Shayla took a step back, having almost reached her chair before Laria voiced exactly the opposite to how Shayla felt.
“Really? How so?” Shayla prodded cautiously.
“This. The forced shut down, the frantic runaround. I think the system is protecting itself.” Laria smiled and rushed on ahead. “Rav has no idea how this is happening. None of them do, but we all know something went wrong in the Ruins of Cenedril, and this is the system shutting down to regain control of it, or to protect what’s within. We have no idea what was going on in there, but I think this means we don’t have to worry about the kids.”

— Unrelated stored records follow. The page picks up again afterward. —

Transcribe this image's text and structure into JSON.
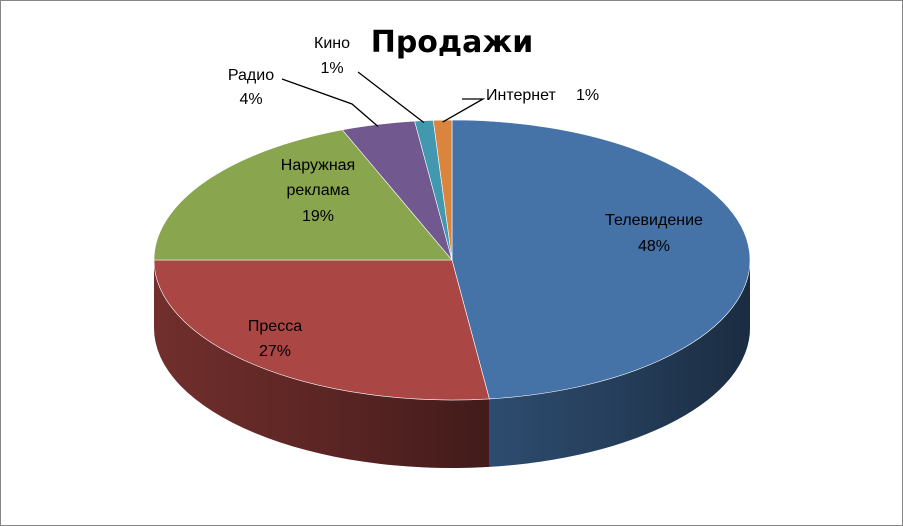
{
  "chart_data": {
    "type": "pie",
    "title": "Продажи",
    "slices": [
      {
        "name": "Телевидение",
        "value": 48,
        "label": "48%",
        "color": "#4572A7"
      },
      {
        "name": "Пресса",
        "value": 27,
        "label": "27%",
        "color": "#AA4643"
      },
      {
        "name": "Наружная реклама",
        "name_lines": [
          "Наружная",
          "реклама"
        ],
        "value": 19,
        "label": "19%",
        "color": "#89A54E"
      },
      {
        "name": "Радио",
        "value": 4,
        "label": "4%",
        "color": "#71588F"
      },
      {
        "name": "Кино",
        "value": 1,
        "label": "1%",
        "color": "#4198AF"
      },
      {
        "name": "Интернет",
        "value": 1,
        "label": "1%",
        "color": "#DB843D"
      }
    ]
  }
}
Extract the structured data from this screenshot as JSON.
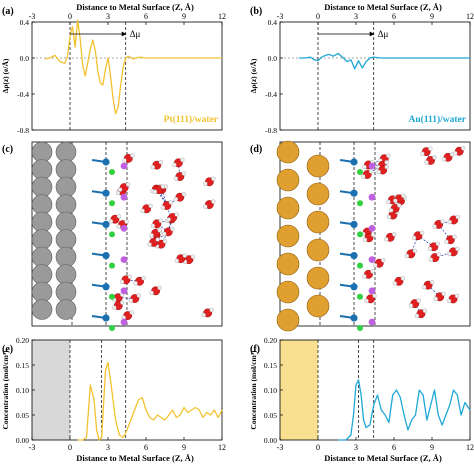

There it was, the whole reason for her joy. They didn’t have to worry about the kids, but Shayla wasn’t sure how to tell her friend she wasn’t being realistic. She wasn’t being analytical. Laria was being hopeful, and it wouldn’t be enough this time. Opting to pull off the band aid, Shayla sighed.
“That’s fantastic and all, but we still need to be able to explain all of this to Davenport, his lawyers, and likely the entire damn Storm board of directors. This isn’t fun, and this isn’t amazing—this is dangerous for us, for Wren, and for the company, Laria.” Shayla tried hard not to lecture, but the frustration was difficult to keep at bay. Things built up if she let them, and right now Laria wasn’t acting her age. “You’re smarter than this. Don’t get caught up in the glimmer of hope.”